Lo slogan della campagna di Hugo Chávez – “Chávez, il cuore della gente”- sembra promuovere l’immagine di un amore paterno, ma i discorsi elettorali del presidente venezuelano spesso mostrano il lato più bellicoso dell’ex comandante di carri armati.
“All’attacco!” ha gridato il leader socialista lo scorso fine settimana, davanti a una folla di sostenitori ruggenti che ha definito come la sua “cavalleria”, esortandola a rieleggerlo la prossima domenica. “Mai più sarete governati da questi perdenti, la borghesia” . Ha aggiunto Chavez, definendo come “fascista” il candidato dell’opposizione Henrique Capriles.
La retorica incendiaria di mister Chávez non può, però, combaciare con gli slogan “pace e amore” di João Santana, il suo esperto brasiliano di pubbliche relazioni che ha assicurato nel 2006 la rielezione di Luiz Inácio Lula da Silva, presidente uscente del Brasile e nel 2010 la vittoria del suo successore Dilma Rousseff.
I sondaggi sull’elezione del presidente del Venezuela, preannunciano una lotta stretta che potrebbe mettere fine alla “rivoluzione boliviana” di Chávez, dopo 14 turbolenti anni.
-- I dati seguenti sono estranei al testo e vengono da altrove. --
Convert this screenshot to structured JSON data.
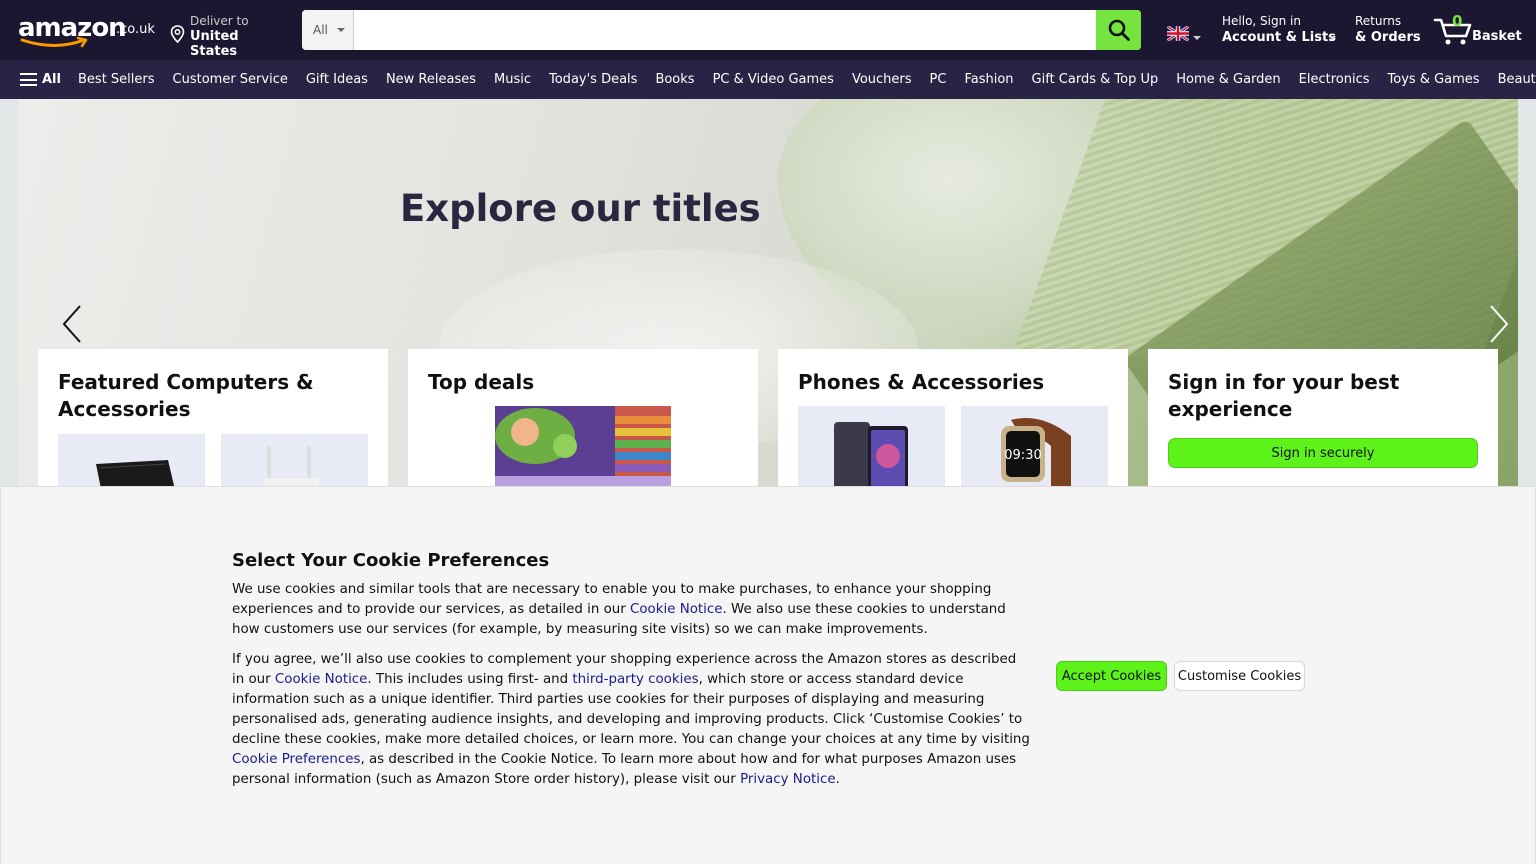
{
  "header": {
    "logo_text": "amazon",
    "logo_tld": ".co.uk",
    "deliver_line1": "Deliver to",
    "deliver_line2": "United States",
    "search_category": "All",
    "search_placeholder": "",
    "account_line1": "Hello, Sign in",
    "account_line2": "Account & Lists",
    "returns_line1": "Returns",
    "returns_line2": "& Orders",
    "basket_count": "0",
    "basket_label": "Basket"
  },
  "nav": {
    "all_label": "All",
    "links": [
      "Best Sellers",
      "Customer Service",
      "Gift Ideas",
      "New Releases",
      "Music",
      "Today's Deals",
      "Books",
      "PC & Video Games",
      "Vouchers",
      "PC",
      "Fashion",
      "Gift Cards & Top Up",
      "Home & Garden",
      "Electronics",
      "Toys & Games",
      "Beauty"
    ]
  },
  "hero": {
    "title": "Explore our titles"
  },
  "cards": [
    {
      "title": "Featured Computers & Accessories"
    },
    {
      "title": "Top deals"
    },
    {
      "title": "Phones & Accessories"
    },
    {
      "title": "Sign in for your best experience",
      "button": "Sign in securely"
    }
  ],
  "cookie": {
    "title": "Select Your Cookie Preferences",
    "p1_a": "We use cookies and similar tools that are necessary to enable you to make purchases, to enhance your shopping experiences and to provide our services, as detailed in our ",
    "p1_link": "Cookie Notice",
    "p1_b": ". We also use these cookies to understand how customers use our services (for example, by measuring site visits) so we can make improvements.",
    "p2_a": "If you agree, we’ll also use cookies to complement your shopping experience across the Amazon stores as described in our ",
    "p2_link1": "Cookie Notice",
    "p2_b": ". This includes using first- and ",
    "p2_link2": "third-party cookies",
    "p2_c": ", which store or access standard device information such as a unique identifier. Third parties use cookies for their purposes of displaying and measuring personalised ads, generating audience insights, and developing and improving products. Click ‘Customise Cookies’ to decline these cookies, make more detailed choices, or learn more. You can change your choices at any time by visiting ",
    "p2_link3": "Cookie Preferences",
    "p2_d": ", as described in the Cookie Notice. To learn more about how and for what purposes Amazon uses personal information (such as Amazon Store order history), please visit our ",
    "p2_link4": "Privacy Notice",
    "p2_e": ".",
    "accept_label": "Accept Cookies",
    "customise_label": "Customise Cookies"
  },
  "colors": {
    "header_bg": "#1b1731",
    "nav_bg": "#2a2345",
    "accent_green": "#5ef21b",
    "link": "#1b1a8c"
  },
  "icons": [
    "amazon-smile-icon",
    "location-pin-icon",
    "search-icon",
    "uk-flag-icon",
    "cart-icon",
    "hamburger-icon",
    "chevron-left-icon",
    "chevron-right-icon"
  ]
}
Anche Capriles si è rivolto a due spin-doctors brasiliani, Renato Pereira e Francisco Mendez che lo hanno aiutato a definire la votazione come una battaglia tra Davide e Golia.
Nel frattempo, il 58enne Chávez ha ricercato “porta a porta” il voto giovane, contrastando l’attrazione del frizzante rivale 40enne. Sorprendenti murales del presidente venezuelano che dichiara di avere superato un cancro, rivestono i muri dei quartieri poveri, raffigurandolo mentre impenna su moto o balla musica hip-hop.
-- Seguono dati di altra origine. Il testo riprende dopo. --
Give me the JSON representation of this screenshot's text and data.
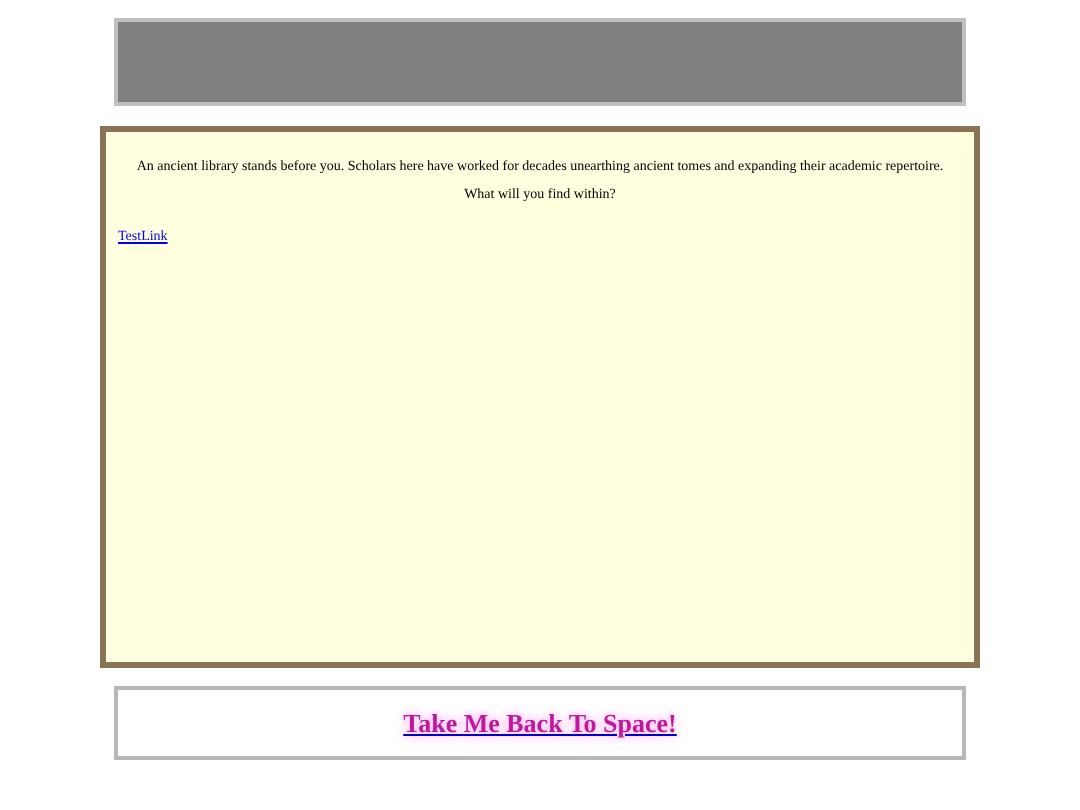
{
  "intro": "An ancient library stands before you. Scholars here have worked for decades unearthing ancient tomes and expanding their academic repertoire.",
  "question": "What will you find within?",
  "link": "TestLink",
  "back_link": "Take Me Back To Space!"
}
L’inceretezza dell’esito ha posto molte domande: cosa potrebbe succedere se i risultati del voto fossero contestati? Quale potrebbe essere, in tal caso, il ruolo dell’esercito, dei militari “chavisti e delle potenze vicine come il Brasile? Chávez ha spesso descritto la sua rivoluzione come “pacifica, ma armata” e ha detto che potrebbe scoppiare una guerra civile in caso di una sua sconfitta.
I timori che l’esercito rivorrebbe Chávez, se non dovesse accettare la sconfitta, sono stati parzialmente alleviati il mese scorso. Il generale Wilmer Barrientos, comandante operativo dell’esercito per le elezioni, ha assicurato che la sua è “un’istituzione altamente professionale” che vorrebbe rimanere “fedele alla Costituzione e rispettare la decisione del popolo”.
“L’esercito è stato sottoposto a forti pressioni [da parte di Chávez], e l’alto comando è chiaramente politicizzato … ma la maggior parte si è impegnata per la democrazia”. Lo ha detto Rocío San Miguel, un’attivista anti-Chávez che dirige i guardiani del “Citizen Contol”, gruppo che si occupa delle questioni di sicurezza nazionale. A San Miguel preoccupa maggiormente la forza dei125 mila militari della Milizia Nazionale Boliviana che sorveglierà le elezioni per garantirne la stabilità e che potrebbe sembrare il “braccio armato della rivoluzione”.
Le milizie urbane non ufficiali che professano fedeltà a Chávez sono una forza imprevedibile e pericolosa, specialmente in un Paese fortemente polarizzato dove circolano circa 12 milioni di armi illegali e dove regna l’impunità e uno dei tassi di omicidi più alti al mondo. All’inizio dell’anno l’International Crisis Group ha avvisato che i politici potrebbero trarre vantaggio dai vigilanti ‘coperti da bandana’ per attizzare disordini o che gli stessi potrebbero “scendere in piazza per conto proprio”.
Il governo sostiene che il pericolo proviene dall’altra parte. Secondo Miguel Angel Pérez Pirela, importante commentatore della tv di stato, “diverse cose indicano che l’opposizione ha un piano violento”. Questo perché Capriles non ha detto che accetterà incondizionatamente i risultati delle elezioni. “Il problema è che – continua Pérez Pirela – esiste una piccola parte dell’opposizione, sostenuta dagli Stati Uniti, che ha un sacco di soldi e di interessi e che in passato ha fatto ricorso alla violenza e a colpi di stato”. Ed è lo stesso gruppo che sta cercando di assumere il potere adesso.
San Miguel, però, esclude la guerra civile in Venezuela. “Per avere una guerra – ha dichiarato – si ha bisogno di due forze capaci di dominare il territorio”. E, per lui, l’unica forza in grado di farlo è l’esercito, ma è improbabile che possa dividersi. Non è mai successo in nessuno dei colpi di stato precedenti. “Dubito – ha concluso – che si possano verificare gravi disordini pubblici.”